On each of these occasions, I will be reminded of voices from afar. A letter from the Pope in Rome; a bequest from a loving member; the remembered words of liberation arising from slavery; a note from Thomas Jefferson wishing he could some day travel to visit that new congregation in upstate New York.
Each of those memorialized voices spoke the same message: hold to your vision.
Yes, while the vision may be different on each of these occasions, what connects them is the understanding that only those groups, only those communities, only those faiths which have vision will survive and thrive. The classic words of Proverbs 29 remind us: “Without vision, the people perish.”
But, vision carries with it the imperative of inclusion: from the many individual strands of understanding must come some hope for a more inclusive, more universal understanding.

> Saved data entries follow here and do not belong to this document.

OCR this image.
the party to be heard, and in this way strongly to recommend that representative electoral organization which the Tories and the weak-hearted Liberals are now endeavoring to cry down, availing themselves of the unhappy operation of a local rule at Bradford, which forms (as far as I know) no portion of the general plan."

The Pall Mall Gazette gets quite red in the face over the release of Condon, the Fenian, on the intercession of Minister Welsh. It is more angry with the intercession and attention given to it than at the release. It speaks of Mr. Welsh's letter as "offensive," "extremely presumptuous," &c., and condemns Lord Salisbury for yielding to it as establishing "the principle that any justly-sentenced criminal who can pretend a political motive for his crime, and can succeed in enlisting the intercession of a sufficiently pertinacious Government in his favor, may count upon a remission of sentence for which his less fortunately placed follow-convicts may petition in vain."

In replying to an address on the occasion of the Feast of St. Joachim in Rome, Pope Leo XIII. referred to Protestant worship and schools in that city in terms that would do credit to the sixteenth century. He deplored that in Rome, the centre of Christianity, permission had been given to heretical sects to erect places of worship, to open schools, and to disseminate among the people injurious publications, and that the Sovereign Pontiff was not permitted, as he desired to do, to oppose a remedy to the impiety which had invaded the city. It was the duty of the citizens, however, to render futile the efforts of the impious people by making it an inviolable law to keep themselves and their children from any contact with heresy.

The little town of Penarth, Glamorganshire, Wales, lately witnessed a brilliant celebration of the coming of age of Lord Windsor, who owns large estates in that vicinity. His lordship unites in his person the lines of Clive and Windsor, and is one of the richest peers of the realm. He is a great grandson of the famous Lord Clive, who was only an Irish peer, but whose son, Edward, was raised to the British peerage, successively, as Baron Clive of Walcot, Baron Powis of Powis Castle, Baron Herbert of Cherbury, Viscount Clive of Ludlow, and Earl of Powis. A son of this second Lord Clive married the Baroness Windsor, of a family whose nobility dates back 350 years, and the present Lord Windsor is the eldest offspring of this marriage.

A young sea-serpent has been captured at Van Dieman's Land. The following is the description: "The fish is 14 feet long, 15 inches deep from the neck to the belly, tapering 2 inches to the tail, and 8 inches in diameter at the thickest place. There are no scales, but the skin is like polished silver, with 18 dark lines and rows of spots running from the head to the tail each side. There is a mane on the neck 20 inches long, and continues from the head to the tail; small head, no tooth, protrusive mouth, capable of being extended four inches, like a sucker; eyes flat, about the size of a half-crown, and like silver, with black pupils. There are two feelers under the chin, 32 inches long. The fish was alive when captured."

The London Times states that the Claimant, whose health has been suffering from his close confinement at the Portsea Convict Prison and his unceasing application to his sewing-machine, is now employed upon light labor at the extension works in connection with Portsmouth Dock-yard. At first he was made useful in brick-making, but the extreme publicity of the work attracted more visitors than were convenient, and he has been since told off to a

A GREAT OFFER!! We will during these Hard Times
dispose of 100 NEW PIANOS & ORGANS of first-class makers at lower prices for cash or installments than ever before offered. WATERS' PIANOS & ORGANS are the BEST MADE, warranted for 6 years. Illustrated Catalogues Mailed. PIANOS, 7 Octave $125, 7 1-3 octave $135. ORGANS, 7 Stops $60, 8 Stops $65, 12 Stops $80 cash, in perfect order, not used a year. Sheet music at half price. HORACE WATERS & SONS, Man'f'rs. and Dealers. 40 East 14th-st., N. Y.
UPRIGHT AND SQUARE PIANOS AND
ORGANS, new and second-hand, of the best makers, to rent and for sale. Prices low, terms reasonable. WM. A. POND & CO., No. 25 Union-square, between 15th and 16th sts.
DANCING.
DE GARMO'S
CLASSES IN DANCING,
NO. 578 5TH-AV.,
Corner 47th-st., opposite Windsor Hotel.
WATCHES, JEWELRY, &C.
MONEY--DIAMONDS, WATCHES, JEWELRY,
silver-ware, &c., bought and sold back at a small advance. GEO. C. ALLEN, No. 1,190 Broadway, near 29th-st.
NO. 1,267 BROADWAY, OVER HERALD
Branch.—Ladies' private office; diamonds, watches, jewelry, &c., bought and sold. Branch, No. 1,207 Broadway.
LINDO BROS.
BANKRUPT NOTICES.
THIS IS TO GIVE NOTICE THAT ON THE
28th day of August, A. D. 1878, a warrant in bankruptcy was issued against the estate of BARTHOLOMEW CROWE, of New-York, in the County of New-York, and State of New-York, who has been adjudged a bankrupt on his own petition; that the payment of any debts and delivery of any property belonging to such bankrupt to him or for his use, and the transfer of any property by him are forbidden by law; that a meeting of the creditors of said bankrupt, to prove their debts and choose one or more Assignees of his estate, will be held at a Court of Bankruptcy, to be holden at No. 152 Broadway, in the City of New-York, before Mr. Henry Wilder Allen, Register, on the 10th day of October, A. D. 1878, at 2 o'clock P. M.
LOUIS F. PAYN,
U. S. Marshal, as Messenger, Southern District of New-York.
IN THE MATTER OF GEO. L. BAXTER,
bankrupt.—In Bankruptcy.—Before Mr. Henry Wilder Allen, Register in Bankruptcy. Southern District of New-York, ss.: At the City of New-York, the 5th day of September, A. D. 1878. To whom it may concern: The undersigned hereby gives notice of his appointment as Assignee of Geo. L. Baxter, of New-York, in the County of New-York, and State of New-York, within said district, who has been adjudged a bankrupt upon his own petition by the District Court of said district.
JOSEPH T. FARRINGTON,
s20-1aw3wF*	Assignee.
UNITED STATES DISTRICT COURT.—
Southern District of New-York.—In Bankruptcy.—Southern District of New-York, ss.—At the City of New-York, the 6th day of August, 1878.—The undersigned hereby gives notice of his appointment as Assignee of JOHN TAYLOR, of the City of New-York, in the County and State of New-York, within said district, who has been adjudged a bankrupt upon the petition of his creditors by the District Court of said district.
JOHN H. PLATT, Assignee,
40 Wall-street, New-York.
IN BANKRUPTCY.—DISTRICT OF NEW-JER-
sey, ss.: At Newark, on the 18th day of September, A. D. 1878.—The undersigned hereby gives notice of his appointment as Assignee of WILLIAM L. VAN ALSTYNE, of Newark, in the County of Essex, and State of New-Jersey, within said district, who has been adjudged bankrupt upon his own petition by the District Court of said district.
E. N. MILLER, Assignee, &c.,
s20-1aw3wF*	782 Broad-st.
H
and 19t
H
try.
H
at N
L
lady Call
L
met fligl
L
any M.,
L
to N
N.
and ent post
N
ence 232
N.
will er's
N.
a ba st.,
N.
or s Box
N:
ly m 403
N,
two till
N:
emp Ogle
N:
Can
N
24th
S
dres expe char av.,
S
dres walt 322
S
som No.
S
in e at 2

It is time for our Religious Education to evolve past its focus on an identity of difference, and become a herald to the whole world: “we can all make it if we focus on connections, not differences.”
If we can learn to be more concerned with what we do believe than what we don’t, if we can learn to be more interested in the values and vision we share than any gulfs that separate us, if we can learn to be more inspired by what is yet to be than absorbed by what has been, ours can become a growing point of faith not just for us already here, but for the many others who are looking for a message of hope wider than the current politics and religions of division and separation.